Aruna menatapnya, mendesak dengan tatapan yang penuh tuntutan. “Ceritakan semuanya, sekarang!”

Dika mengangguk, sorot matanya kembali tajam, seolah sedang mengambil keputusan besar. “Malam ibumu meninggal… Aku ada di dekat sana. Aku mengantarkan sesuatu dari ibuku, Mama Widya, untuk Bibi Kirana. Mereka punya janji bertemu, Bibi Kirana… dia meminta ibuku mengantarkan beberapa dokumen penting yang mungkin bisa membantu Kirana untuk kabur dari ancaman ayahmu.”

Aruna tersentak, menahan napas. “Dokumen apa? Ancaman apa?”

Dika melanjutkan, suaranya bergetar tipis. “Aku tidak tahu detail dokumen itu, ibuku hanya bilang itu penting. Aku mengantarkan, tapi aku tidak masuk ke dalam rumah. Aku menunggu di mobil. Setelahnya, aku melihat Bibi Kirana keluar dari rumahmu. Dia terburu-buru, wajahnya pucat. Beberapa saat kemudian… terjadi ledakan."

Kengerian merayap di kulit Aruna, ledakan. Malam itu, jadi Dika melihat Kirana di sana? Tepat sebelum ibunya meninggal?

“Ledakan itu… yang menewaskan ibuku?” Aruna berbisik, suaranya nyaris tak terdengar.

Dika mengangguk perlahan. “Aku tidak tahu itu akan berujung tragedi, aku bersumpah. Yang aku lihat hanya Bibi Kirana yang pergi, setelah kejadian itu… keluargaku menerima ancaman. Ancaman agar kami diam, agar tidak mengungkapkan apa yang kami tahu.”

“Ancaman dari siapa?” Aruna mendesak, cengkeramannya pada tangan Dika menguat.

“Ayahmu, Indrawan,” jawab Dika tanpa ragu, namun ada keengganan yang jelas dalam nada suaranya. “Dia punya koneksi, koneksi gelap. Ibuku, Mama Widya, memutus kontak dengan keluargamu setelah itu. Bukan karena tidak peduli, Aruna, tapi untuk melindungiku. Untuk melindungi keluargaku, dia takut akan ada lebih banyak korban.”
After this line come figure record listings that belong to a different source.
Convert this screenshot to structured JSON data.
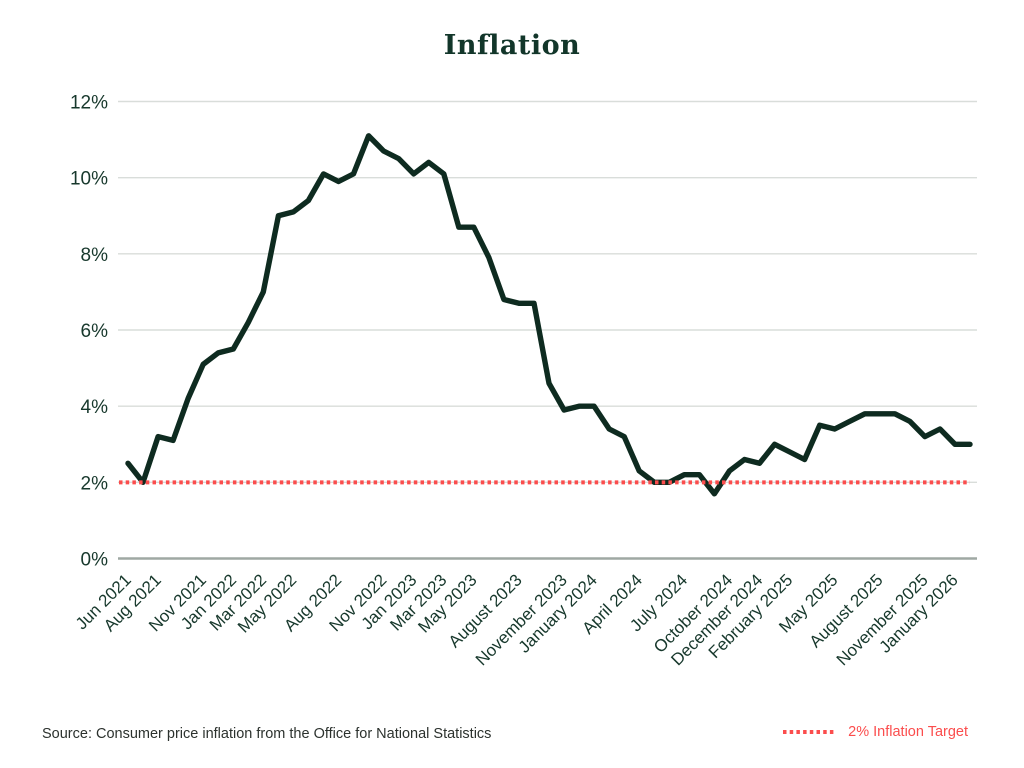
{
  "title": "Inflation",
  "source_note": "Source: Consumer price inflation from the Office for National Statistics",
  "legend": {
    "label": "2% Inflation Target"
  },
  "chart_data": {
    "type": "line",
    "title": "Inflation",
    "xlabel": "",
    "ylabel": "",
    "ylim": [
      0,
      12
    ],
    "grid": true,
    "legend_position": "bottom-right",
    "colors": {
      "line": "#0e2b20",
      "target": "#fb4d4d",
      "grid": "#d9ddda",
      "axis": "#9fa8a3",
      "label": "#17382c"
    },
    "y_ticks": [
      0,
      2,
      4,
      6,
      8,
      10,
      12
    ],
    "y_tick_labels": [
      "0%",
      "2%",
      "4%",
      "6%",
      "8%",
      "10%",
      "12%"
    ],
    "x_ticks": [
      {
        "label": "Jun 2021",
        "month_index": 0
      },
      {
        "label": "Aug 2021",
        "month_index": 2
      },
      {
        "label": "Nov 2021",
        "month_index": 5
      },
      {
        "label": "Jan 2022",
        "month_index": 7
      },
      {
        "label": "Mar 2022",
        "month_index": 9
      },
      {
        "label": "May 2022",
        "month_index": 11
      },
      {
        "label": "Aug 2022",
        "month_index": 14
      },
      {
        "label": "Nov 2022",
        "month_index": 17
      },
      {
        "label": "Jan 2023",
        "month_index": 19
      },
      {
        "label": "Mar 2023",
        "month_index": 21
      },
      {
        "label": "May 2023",
        "month_index": 23
      },
      {
        "label": "August 2023",
        "month_index": 26
      },
      {
        "label": "November 2023",
        "month_index": 29
      },
      {
        "label": "January 2024",
        "month_index": 31
      },
      {
        "label": "April 2024",
        "month_index": 34
      },
      {
        "label": "July 2024",
        "month_index": 37
      },
      {
        "label": "October 2024",
        "month_index": 40
      },
      {
        "label": "December 2024",
        "month_index": 42
      },
      {
        "label": "February 2025",
        "month_index": 44
      },
      {
        "label": "May 2025",
        "month_index": 47
      },
      {
        "label": "August 2025",
        "month_index": 50
      },
      {
        "label": "November 2025",
        "month_index": 53
      },
      {
        "label": "January 2026",
        "month_index": 55
      }
    ],
    "months": [
      "Jun 2021",
      "Jul 2021",
      "Aug 2021",
      "Sep 2021",
      "Oct 2021",
      "Nov 2021",
      "Dec 2021",
      "Jan 2022",
      "Feb 2022",
      "Mar 2022",
      "Apr 2022",
      "May 2022",
      "Jun 2022",
      "Jul 2022",
      "Aug 2022",
      "Sep 2022",
      "Oct 2022",
      "Nov 2022",
      "Dec 2022",
      "Jan 2023",
      "Feb 2023",
      "Mar 2023",
      "Apr 2023",
      "May 2023",
      "Jun 2023",
      "Jul 2023",
      "Aug 2023",
      "Sep 2023",
      "Oct 2023",
      "Nov 2023",
      "Dec 2023",
      "Jan 2024",
      "Feb 2024",
      "Mar 2024",
      "Apr 2024",
      "May 2024",
      "Jun 2024",
      "Jul 2024",
      "Aug 2024",
      "Sep 2024",
      "Oct 2024",
      "Nov 2024",
      "Dec 2024",
      "Jan 2025",
      "Feb 2025",
      "Mar 2025",
      "Apr 2025",
      "May 2025",
      "Jun 2025",
      "Jul 2025",
      "Aug 2025",
      "Sep 2025",
      "Oct 2025",
      "Nov 2025",
      "Dec 2025",
      "Jan 2026"
    ],
    "values": [
      2.5,
      2.0,
      3.2,
      3.1,
      4.2,
      5.1,
      5.4,
      5.5,
      6.2,
      7.0,
      9.0,
      9.1,
      9.4,
      10.1,
      9.9,
      10.1,
      11.1,
      10.7,
      10.5,
      10.1,
      10.4,
      10.1,
      8.7,
      8.7,
      7.9,
      6.8,
      6.7,
      6.7,
      4.6,
      3.9,
      4.0,
      4.0,
      3.4,
      3.2,
      2.3,
      2.0,
      2.0,
      2.2,
      2.2,
      1.7,
      2.3,
      2.6,
      2.5,
      3.0,
      2.8,
      2.6,
      3.5,
      3.4,
      3.6,
      3.8,
      3.8,
      3.8,
      3.6,
      3.2,
      3.4,
      3.0
    ],
    "target_line": {
      "value": 2,
      "label": "2% Inflation Target",
      "style": "dotted"
    }
  }
}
Aruna merasakan darahnya berdesir dingin. Ayahnya? Mengancam keluarga Dika? Ini jauh lebih rumit, lebih kelam, dari yang pernah ia bayangkan. Rasa sakit yang tajam menusuk dadanya, seperti pisau yang mengoyak. Ibunya… Apakah ia benar-benar korban dari permainan kotor yang jauh lebih besar?

“Jadi… Kirana terlibat dalam kematian ibuku?” tanya Aruna, suaranya dipenuhi amarah yang baru. “Dan ayahmu, pamanku, bibiku, semua orang yang kau sebut keluargamu itu, mereka tahu tentang ini dan diam saja?”
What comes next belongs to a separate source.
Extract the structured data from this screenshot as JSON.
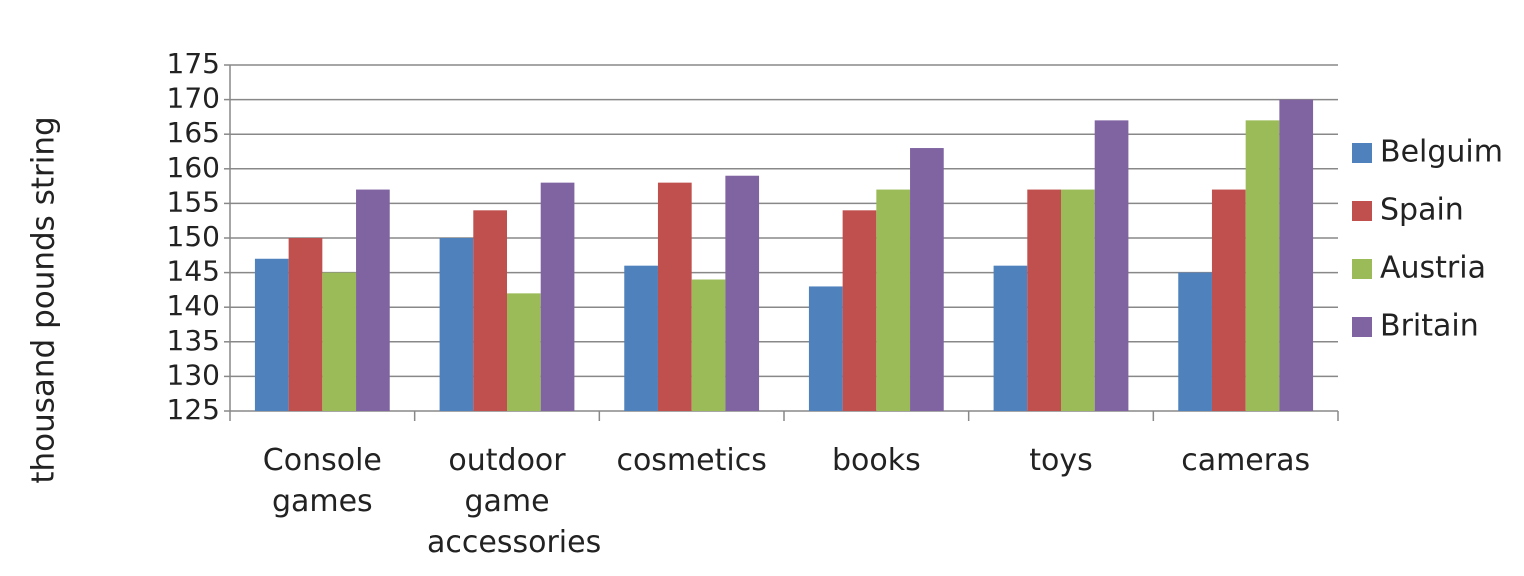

“Bibi Kirana terlibat, ya. Tapi bukan sebagai pelaku utama,” koreksi Dika, menatap Aruna lurus. “Dia juga korban, korban dari ambisi ayahmu. Ayahku… dia tidak tahu banyak, dan ibuku yang mencoba menjaga semua ini agar tidak terbongkar, untuk melindungi semua orang. Dia pikir dengan menjauhkan kita, tragedi tidak akan terulang.”

Aruna menarik tangannya dari genggaman Dika. Kebenaran ini terasa terlalu berat, terlalu penuh lubang. Mengapa Kirana terburu-buru? Dokumen apa yang begitu penting? Dan bagaimana bisa Kirana menjadi korban sekaligus pihak yang dicurigai? Otaknya mencoba menyusun kembali garis waktu, namun semua terasa kabur. Ia merasa seperti ada kepingan puzzle yang hilang, sebuah celah besar dalam cerita Dika.

“Aku tidak percaya,” Aruna menggelengkan kepala, air matanya kini mengalir deras, bukan karena kesedihan, melainkan karena kebingungan dan kemarahan. “Ada yang tidak lengkap dari ceritamu, Dika. Aku tahu itu, kenapa baru sekarang kau memberitahuku? Kenapa kau menikahiku?”

Dika menghela napas, pandangannya meredup. “Aku menikahimu untuk melindungimu, Aruna. Aku janji akan menceritakan semuanya, tapi tidak sekarang, akan ada saatnya.”

“Saatnya? Apa ada waktu yang lebih tepat dari ini? Aku berhak tahu!” Aruna berteriak, suaranya bergetar. “Ibuku meninggal! Dan ini semua ada hubungannya dengan Kirana, bibimu, dan ayahku. Kau tahu, Dika. Kau tahu lebih banyak dari yang kau katakan. Aku bisa merasakannya.”

Dika terdiam, matanya menatap jauh ke depan, seolah melihat bayangan masa lalu yang menghantuinya. “Aku memang tahu lebih banyak,” akunya pelan, nadanya rendah. “Dan ada seseorang yang terlibat jauh lebih dalam daripada Kirana. Seseorang yang sangat dekat dengan kita. Seseorang yang bahkan…”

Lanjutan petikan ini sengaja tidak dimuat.